Im Inneren des Gebäudes stießen Reinigungskräfte und Gerichtsmediziner auf erhebliche Abfallansammlungen und Exkremente, sodass für das Betreten biologische Schutzanzüge erforderlich waren. Einsatzkräfte fanden 150 verendete Hunde, die in Dutzenden von Käfigen auf dem Grundstück gehalten wurden. Die Retter befreiten außerdem 28 überlebende Hunde, die unter schwerer Dehydrierung, Unterernährung und schlechten hygienischen Bedingungen litten. Spezialisierte Einheiten entfernten unter Einhaltung von Gesundheitsprotokollen biologisches Material, und die überlebenden Tiere wurden in die Obhut der Gemeinde zur tierärztlichen Versorgung übergeben.
- Verendete Hunde
- 150 Hunde
- Gerettete lebende Hunde
- 28 Hunde
Reaktion der Gemeinde und Verwaltungsunterlagen
Der Gemeinderat von Santa Bàrbara verfügte zwei offizielle Trauertage, ließ die Flaggen am Rathaus auf halbmast setzen und sagte institutionelle Veranstaltungen ab. Am Freitagnachmittag versammelten sich rund 200 Anwohner vor dem Rathaus zu einer Schweigeminute.
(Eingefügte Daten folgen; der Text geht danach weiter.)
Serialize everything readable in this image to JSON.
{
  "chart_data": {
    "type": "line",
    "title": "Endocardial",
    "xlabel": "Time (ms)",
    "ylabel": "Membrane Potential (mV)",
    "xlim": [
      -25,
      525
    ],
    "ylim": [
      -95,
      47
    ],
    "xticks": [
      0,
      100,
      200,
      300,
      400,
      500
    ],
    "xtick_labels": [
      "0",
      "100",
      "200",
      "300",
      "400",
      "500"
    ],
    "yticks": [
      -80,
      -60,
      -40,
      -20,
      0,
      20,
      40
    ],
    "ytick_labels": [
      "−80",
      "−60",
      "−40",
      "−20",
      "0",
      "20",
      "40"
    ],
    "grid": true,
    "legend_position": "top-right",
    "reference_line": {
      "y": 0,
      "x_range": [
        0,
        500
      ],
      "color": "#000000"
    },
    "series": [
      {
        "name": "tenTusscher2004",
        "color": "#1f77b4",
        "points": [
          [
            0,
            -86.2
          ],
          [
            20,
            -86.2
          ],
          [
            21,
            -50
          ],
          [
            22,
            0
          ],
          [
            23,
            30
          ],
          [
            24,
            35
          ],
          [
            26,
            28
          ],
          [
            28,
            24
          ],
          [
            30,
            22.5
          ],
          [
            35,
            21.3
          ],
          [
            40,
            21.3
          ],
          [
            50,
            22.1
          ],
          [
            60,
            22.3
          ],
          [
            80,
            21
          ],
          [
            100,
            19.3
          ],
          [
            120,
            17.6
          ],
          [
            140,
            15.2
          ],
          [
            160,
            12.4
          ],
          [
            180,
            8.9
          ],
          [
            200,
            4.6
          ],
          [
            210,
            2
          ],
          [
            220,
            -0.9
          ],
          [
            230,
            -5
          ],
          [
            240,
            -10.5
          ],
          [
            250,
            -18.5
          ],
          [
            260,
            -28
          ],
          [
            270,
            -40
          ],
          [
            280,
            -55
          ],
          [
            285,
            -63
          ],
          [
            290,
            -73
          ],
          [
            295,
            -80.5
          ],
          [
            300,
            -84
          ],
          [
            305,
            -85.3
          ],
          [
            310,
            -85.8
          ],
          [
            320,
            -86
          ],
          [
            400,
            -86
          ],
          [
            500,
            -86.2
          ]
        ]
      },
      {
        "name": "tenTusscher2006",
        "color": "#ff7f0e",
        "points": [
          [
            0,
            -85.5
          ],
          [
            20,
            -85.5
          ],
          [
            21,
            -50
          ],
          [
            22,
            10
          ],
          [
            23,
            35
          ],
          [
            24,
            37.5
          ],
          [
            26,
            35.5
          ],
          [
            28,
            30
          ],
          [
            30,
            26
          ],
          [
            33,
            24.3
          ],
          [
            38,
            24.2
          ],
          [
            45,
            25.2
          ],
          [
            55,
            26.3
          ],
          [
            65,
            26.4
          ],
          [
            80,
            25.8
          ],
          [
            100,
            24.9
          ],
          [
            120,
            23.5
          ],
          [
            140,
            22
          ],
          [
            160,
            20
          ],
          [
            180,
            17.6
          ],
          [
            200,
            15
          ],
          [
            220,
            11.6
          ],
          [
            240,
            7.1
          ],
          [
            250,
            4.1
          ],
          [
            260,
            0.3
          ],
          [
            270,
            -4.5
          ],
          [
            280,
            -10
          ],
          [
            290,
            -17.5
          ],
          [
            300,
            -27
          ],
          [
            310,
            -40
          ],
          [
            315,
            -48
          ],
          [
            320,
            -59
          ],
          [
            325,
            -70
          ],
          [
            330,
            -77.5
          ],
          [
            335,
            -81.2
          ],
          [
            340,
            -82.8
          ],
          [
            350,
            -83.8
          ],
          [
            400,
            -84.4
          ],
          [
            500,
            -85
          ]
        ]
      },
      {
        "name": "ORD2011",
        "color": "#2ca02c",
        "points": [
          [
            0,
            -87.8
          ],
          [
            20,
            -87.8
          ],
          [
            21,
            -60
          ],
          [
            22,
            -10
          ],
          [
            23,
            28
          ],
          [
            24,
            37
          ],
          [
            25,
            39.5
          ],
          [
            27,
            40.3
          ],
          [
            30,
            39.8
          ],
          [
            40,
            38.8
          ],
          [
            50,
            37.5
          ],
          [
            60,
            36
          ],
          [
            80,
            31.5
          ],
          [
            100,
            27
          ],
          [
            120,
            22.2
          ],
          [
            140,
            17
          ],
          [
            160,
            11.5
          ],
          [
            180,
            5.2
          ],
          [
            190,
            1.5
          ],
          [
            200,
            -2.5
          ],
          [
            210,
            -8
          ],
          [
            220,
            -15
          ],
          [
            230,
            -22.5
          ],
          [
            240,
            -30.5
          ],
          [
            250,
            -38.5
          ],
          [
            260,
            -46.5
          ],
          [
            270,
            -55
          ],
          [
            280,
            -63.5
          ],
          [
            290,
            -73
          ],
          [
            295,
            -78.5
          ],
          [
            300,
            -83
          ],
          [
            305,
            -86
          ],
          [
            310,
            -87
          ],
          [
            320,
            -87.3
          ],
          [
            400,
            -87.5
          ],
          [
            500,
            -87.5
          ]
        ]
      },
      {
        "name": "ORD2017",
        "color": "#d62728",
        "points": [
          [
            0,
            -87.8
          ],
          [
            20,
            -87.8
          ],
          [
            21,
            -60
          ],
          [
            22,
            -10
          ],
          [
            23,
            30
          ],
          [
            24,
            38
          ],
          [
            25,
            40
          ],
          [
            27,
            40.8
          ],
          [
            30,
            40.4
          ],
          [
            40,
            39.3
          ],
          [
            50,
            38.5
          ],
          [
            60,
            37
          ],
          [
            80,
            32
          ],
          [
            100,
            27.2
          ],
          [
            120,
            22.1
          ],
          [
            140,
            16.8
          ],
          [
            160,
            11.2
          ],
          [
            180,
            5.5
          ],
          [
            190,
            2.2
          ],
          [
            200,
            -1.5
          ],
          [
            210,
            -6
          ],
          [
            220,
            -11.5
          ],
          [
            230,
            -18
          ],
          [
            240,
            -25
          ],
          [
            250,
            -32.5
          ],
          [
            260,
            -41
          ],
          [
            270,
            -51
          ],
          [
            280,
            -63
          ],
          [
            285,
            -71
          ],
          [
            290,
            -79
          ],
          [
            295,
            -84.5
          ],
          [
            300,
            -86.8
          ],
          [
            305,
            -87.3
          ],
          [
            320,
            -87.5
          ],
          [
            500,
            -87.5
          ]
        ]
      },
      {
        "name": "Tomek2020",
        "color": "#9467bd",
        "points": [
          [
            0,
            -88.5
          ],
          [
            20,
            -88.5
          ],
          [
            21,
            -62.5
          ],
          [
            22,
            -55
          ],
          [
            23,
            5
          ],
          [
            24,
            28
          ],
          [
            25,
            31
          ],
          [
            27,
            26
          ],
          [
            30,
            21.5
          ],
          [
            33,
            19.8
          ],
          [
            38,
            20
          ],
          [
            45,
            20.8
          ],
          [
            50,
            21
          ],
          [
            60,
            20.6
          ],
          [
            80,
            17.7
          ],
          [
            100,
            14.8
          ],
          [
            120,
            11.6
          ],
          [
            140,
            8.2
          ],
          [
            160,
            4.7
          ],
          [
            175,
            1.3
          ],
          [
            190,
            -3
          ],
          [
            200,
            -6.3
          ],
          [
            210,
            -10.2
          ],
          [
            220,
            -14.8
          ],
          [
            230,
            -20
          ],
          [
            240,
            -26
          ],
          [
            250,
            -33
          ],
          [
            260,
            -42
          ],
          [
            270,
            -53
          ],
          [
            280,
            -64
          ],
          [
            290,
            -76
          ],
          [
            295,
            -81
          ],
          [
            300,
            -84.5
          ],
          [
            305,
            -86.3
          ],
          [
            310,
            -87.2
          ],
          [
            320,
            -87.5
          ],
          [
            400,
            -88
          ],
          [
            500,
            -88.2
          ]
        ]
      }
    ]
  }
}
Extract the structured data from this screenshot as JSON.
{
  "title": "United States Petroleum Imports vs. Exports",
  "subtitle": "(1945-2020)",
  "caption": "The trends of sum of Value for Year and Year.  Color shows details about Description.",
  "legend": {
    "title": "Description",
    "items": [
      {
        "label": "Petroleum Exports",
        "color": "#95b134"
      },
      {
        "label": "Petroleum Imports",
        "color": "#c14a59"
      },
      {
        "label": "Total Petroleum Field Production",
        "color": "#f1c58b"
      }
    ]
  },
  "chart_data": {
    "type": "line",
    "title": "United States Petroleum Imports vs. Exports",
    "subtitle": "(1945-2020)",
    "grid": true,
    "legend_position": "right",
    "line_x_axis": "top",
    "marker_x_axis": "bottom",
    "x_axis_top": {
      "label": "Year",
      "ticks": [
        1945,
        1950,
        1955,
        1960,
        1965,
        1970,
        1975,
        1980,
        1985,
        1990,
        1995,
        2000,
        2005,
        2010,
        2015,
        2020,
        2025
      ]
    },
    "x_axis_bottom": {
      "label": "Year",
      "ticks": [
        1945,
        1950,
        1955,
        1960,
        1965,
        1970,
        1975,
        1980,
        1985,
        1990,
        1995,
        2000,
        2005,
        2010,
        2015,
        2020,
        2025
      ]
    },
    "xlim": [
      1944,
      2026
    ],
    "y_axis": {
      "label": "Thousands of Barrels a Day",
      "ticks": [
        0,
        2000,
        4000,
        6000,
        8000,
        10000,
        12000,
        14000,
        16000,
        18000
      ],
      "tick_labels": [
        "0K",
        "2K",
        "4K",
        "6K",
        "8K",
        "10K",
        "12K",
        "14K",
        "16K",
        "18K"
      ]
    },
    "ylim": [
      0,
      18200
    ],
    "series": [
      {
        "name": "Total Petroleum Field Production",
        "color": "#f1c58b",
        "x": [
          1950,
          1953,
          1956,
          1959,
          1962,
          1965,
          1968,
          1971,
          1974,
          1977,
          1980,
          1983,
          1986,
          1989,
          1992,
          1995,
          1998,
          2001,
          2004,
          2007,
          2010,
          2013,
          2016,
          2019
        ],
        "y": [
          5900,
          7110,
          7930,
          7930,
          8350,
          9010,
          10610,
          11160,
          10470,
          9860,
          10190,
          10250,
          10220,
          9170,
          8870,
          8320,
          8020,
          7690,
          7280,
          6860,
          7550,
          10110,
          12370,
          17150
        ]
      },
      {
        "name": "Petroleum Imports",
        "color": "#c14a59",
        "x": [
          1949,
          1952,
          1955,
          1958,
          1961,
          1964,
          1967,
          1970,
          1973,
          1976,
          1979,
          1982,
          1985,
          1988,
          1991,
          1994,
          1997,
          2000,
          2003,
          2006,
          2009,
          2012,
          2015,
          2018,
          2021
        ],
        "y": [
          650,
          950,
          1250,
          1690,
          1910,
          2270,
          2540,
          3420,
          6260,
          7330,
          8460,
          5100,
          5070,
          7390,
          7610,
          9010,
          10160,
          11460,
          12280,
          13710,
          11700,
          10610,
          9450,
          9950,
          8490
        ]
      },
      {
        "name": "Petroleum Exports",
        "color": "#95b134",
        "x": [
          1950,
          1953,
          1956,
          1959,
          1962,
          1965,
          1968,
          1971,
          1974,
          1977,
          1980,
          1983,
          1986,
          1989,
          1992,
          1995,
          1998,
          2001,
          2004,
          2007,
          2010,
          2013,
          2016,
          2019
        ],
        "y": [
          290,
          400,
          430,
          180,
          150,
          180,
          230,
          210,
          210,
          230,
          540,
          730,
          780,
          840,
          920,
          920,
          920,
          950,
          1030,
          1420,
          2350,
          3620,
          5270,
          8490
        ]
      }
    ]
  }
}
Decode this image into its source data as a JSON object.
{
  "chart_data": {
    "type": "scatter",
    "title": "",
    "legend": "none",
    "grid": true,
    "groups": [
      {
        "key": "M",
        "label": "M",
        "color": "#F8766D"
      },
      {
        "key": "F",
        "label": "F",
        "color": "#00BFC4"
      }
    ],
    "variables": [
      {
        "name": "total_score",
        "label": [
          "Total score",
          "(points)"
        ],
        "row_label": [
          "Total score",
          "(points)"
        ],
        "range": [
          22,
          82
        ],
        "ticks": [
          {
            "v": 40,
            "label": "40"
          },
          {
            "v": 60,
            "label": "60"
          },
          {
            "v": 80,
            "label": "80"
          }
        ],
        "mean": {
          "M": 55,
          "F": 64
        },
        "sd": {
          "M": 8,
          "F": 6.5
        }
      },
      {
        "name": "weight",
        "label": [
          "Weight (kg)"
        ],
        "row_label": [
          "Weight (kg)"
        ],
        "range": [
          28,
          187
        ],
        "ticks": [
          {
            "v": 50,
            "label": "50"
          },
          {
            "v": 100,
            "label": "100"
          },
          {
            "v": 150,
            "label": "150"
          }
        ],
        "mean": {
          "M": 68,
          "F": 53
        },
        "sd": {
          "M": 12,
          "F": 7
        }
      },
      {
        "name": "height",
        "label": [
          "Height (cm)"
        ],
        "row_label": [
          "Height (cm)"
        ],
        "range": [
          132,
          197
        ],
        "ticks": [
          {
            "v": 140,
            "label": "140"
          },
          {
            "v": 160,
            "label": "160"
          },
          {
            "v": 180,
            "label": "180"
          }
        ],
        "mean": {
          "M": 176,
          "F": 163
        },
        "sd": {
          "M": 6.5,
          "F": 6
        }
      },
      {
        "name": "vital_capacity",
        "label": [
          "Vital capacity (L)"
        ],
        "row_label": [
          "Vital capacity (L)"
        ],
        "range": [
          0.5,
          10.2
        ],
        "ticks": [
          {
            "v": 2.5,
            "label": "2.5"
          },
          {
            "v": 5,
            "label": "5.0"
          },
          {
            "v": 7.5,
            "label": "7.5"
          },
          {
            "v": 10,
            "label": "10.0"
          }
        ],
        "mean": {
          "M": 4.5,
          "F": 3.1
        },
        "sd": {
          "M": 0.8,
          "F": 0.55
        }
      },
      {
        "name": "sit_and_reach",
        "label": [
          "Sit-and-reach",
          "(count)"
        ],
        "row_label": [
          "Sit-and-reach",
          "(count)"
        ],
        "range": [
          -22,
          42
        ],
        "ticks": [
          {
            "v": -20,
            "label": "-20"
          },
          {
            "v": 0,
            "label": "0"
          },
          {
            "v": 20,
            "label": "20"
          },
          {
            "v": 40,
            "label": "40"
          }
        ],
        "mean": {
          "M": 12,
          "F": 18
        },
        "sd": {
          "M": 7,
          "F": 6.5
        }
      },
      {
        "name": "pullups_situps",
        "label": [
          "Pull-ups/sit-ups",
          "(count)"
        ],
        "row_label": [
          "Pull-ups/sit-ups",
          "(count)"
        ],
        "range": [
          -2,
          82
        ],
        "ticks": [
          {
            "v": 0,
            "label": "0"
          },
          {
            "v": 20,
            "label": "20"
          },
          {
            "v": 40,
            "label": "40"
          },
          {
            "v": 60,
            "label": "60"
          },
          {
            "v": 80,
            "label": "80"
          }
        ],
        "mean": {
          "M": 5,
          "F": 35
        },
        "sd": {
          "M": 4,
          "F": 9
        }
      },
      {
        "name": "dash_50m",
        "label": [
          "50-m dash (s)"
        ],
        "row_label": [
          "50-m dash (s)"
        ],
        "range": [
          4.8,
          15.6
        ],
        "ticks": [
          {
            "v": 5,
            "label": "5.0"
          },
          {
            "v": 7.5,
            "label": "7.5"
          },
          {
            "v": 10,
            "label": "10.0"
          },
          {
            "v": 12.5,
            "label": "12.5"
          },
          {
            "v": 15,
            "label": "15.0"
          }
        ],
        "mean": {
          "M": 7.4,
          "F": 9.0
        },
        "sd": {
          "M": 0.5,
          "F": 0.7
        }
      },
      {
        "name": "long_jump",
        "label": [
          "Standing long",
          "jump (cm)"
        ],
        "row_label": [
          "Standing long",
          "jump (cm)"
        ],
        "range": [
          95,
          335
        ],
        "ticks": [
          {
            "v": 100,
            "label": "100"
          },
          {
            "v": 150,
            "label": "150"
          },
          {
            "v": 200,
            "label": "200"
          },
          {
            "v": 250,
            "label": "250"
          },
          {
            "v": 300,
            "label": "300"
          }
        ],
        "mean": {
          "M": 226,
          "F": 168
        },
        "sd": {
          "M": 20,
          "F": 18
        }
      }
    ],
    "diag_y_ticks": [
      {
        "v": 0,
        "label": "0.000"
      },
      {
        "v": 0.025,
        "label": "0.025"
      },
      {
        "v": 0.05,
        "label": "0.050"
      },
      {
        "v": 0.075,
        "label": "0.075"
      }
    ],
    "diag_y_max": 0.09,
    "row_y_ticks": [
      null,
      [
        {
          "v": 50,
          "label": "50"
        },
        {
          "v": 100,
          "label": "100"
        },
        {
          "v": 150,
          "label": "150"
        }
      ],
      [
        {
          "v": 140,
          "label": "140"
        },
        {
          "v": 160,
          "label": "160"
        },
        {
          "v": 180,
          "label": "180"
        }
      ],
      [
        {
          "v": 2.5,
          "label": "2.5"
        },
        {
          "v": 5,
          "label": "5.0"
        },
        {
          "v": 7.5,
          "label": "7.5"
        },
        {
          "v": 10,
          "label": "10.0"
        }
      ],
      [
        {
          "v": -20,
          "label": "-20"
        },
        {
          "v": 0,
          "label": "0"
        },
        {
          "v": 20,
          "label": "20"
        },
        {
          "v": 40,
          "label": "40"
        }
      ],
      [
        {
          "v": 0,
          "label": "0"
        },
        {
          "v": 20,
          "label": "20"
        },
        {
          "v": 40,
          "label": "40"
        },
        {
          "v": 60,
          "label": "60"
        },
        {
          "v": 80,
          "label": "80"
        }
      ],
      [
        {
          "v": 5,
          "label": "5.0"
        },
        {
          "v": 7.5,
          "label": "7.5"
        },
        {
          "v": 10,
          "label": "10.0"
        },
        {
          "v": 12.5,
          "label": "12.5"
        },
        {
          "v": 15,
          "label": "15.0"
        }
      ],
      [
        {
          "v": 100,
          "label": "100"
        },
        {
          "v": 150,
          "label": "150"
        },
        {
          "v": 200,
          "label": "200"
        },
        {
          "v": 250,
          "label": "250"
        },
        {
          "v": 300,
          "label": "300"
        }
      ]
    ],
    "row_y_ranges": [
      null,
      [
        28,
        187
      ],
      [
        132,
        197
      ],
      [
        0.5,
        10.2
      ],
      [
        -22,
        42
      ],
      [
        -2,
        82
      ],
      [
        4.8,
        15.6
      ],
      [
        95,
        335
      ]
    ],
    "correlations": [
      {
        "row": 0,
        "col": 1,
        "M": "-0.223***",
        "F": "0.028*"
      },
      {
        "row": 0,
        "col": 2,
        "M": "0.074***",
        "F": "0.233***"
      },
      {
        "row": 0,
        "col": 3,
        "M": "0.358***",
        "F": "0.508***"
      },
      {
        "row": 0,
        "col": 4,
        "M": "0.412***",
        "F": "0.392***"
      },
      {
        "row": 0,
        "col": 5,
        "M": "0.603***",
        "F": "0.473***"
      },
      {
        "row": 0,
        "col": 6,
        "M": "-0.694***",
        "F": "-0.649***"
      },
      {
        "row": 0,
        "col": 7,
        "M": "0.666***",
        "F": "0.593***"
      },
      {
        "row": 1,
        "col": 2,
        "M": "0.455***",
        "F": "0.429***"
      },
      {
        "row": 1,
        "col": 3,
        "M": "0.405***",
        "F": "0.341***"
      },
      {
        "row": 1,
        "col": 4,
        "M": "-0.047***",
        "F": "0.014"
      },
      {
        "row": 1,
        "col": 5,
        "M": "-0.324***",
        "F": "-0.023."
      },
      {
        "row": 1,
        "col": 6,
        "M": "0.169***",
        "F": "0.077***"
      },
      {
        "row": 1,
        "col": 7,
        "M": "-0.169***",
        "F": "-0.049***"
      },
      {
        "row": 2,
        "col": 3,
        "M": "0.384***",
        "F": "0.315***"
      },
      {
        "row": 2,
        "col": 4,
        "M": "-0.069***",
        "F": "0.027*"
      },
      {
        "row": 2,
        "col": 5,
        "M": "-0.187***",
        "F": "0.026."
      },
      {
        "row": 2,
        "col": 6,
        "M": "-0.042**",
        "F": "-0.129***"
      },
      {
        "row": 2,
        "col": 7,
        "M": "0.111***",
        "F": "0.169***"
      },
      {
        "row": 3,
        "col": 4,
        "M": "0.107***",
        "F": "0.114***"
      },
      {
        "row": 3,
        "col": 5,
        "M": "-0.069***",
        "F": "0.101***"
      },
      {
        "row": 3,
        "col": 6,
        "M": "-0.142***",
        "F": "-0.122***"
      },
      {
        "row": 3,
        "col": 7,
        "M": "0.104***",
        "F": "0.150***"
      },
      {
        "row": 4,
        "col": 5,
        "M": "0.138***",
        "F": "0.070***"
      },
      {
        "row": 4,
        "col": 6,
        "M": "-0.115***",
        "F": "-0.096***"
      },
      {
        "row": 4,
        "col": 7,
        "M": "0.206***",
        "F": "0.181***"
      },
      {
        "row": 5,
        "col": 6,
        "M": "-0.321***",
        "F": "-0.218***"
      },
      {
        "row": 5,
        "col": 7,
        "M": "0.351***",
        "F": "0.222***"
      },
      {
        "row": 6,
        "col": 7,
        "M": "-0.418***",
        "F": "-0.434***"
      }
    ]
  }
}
Der Bürgermeister von Santa Bàrbara, Josep Lluís Gimeno, erklärte, die Familie lebe seit 2019 nach ihrem Umzug aus Castellón in der Gemeinde, und das Opfer sei das erste Baby gewesen, das 2025 in der Stadt geboren wurde.
Der Bürgermeister beschrieb den Zustand des Privathauses in seiner Ansprache an die Presse.
Das Haus, in dem sie wohnten, gehört ihnen und sieht von außen normal aus, aber innen war es in einem völlig erbärmlichen und unhygienischen Zustand. Ich weiß nicht, wie sie so viel Müll ansammeln und die Tiere so schlecht behandeln konnten.
Die Sozialdienste des Consell Comarcal del Montsià führten aktive Akten über den Haushalt und hatten zuvor bereits Maßnahmen wegen der Tiere auf dem Grundstück ergriffen. Die Generalitat Valenciana hatte zuvor das Sorgerecht für zwei ältere Kinder der Familie inne, verlor jedoch nach deren Umzug nach Katalonien den Kontakt. Gimeno erläuterte, dass die überlebenden Kinder örtliche Schulen besuchten und die Mutter sich regelmäßig am Gemeindeleben beteiligte, sogar einen Monat zuvor an einem Festwagen während der örtlichen Feierlichkeiten teilnahm, während der Vater selten Kontakt zur Gemeinschaft hatte. Anwohner berichteten, dass sie seit über vier Jahren Beschwerden über üble Gerüche und ständiges Hundegebell eingereicht hatten, und stellten fest, dass das Kleinkind seit seinem fünften Lebensmonat alle pädiatrischen Vorsorgetermine versäumt hatte.